In 2010, cold weather in Nebraska and a delay in the arrival of the cranes led to my returning in late March, which was life changing, for instead of being at Rowe Sanctuary before the public arrived, I became a guide to the viewing blinds, going again this April for my seventh consecutive year. That July, I planned to see the total eclipse in Patagonia, but the flight-seeing plane we had booked to fly over the almost certain cloudy country was cancelled, meaning our chances of clear skies in the austral winter were about 5 per cent. I nearly missed making the plane to Buenos Aires, which I wouldn’t have minded missing, but found myself 2 days later in Patagonia under thick clouds the day prior to the eclipse.  Yet the next day, in a clear sky, I and a large tour of mostly Germans saw the most striking of the 15 total solar eclipses I have been fortunate enough to see.  The friendliness of the Germans I met led me to try to learn their language.  I won’t ever finish the job, although I watch far more German than American shows on TV.  There was no way I could have foreseen either of those two events that year.  Quite by chance.

When we moved to Oregon, I knew that I would do something and was perhaps wise enough to know that I would do things that I could not possibly foresee, and other things would not work out as planned.  Leading hikes, tutoring math at the community college, and running planetarium shows could not have been predicted by me, but I do them.  Two weeks ago, I went snowshoeing for the first time in my life. (Salt Creek Falls, Oregon; February, 2016).

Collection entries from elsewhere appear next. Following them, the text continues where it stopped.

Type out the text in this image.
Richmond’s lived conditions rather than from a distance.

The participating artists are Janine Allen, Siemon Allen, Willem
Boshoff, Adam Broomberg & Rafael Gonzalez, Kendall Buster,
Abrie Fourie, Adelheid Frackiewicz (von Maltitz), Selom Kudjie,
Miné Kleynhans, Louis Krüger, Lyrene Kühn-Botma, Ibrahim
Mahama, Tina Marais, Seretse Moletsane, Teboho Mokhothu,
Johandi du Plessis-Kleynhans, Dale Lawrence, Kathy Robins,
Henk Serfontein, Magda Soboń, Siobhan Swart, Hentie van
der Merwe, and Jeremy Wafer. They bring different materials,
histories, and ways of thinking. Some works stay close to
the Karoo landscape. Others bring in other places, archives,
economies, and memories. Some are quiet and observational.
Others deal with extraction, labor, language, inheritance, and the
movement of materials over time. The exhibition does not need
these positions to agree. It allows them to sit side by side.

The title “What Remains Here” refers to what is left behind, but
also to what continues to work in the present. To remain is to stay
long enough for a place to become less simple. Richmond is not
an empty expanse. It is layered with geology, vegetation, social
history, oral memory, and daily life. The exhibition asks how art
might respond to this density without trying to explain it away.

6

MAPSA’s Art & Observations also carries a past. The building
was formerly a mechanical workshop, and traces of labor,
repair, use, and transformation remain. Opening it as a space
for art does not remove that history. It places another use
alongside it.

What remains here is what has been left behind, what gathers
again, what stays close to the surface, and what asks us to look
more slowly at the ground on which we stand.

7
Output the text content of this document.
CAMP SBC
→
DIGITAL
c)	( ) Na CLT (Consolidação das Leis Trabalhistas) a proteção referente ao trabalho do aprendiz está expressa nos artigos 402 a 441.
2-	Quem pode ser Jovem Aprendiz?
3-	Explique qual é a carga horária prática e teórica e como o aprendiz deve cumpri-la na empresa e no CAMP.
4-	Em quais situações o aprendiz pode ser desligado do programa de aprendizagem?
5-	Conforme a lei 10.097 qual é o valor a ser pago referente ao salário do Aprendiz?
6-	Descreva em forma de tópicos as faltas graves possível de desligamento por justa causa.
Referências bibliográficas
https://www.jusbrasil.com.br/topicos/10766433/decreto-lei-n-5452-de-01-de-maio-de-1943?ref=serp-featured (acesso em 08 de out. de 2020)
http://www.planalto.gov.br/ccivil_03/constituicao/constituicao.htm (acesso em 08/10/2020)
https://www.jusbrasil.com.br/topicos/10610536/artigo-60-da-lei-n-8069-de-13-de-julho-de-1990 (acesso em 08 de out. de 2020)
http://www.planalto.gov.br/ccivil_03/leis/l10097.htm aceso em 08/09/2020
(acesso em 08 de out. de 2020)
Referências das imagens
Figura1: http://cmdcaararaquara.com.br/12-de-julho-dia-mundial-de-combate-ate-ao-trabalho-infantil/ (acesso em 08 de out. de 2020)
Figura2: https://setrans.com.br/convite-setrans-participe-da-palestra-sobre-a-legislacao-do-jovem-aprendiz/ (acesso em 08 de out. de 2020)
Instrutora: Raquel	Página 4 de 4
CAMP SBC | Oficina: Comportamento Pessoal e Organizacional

What I told my friend was not to force any decision about school.  Think about what you like, I wrote, and keep your eyes and ears open for opportunities.  Take some risks.  You might end up in a brand new world, or you might end up in a hallway with a lot of closed doors.  Try them all.  I bet at least one will be unlocked.

Quite by chance.

At right, trip leader to Black Crater, Oregon, 2015.

**”The examiner re-examines” and “Burnout or rejuvenation?” were my words, except for the title, that Steve Nash, former Executive Director of the Pima County Medical Society and now of the Tucson Medical Osteopathic Foundation.  I deeply appreciate his taking my words and adding his style to the medical society publication Sombrero.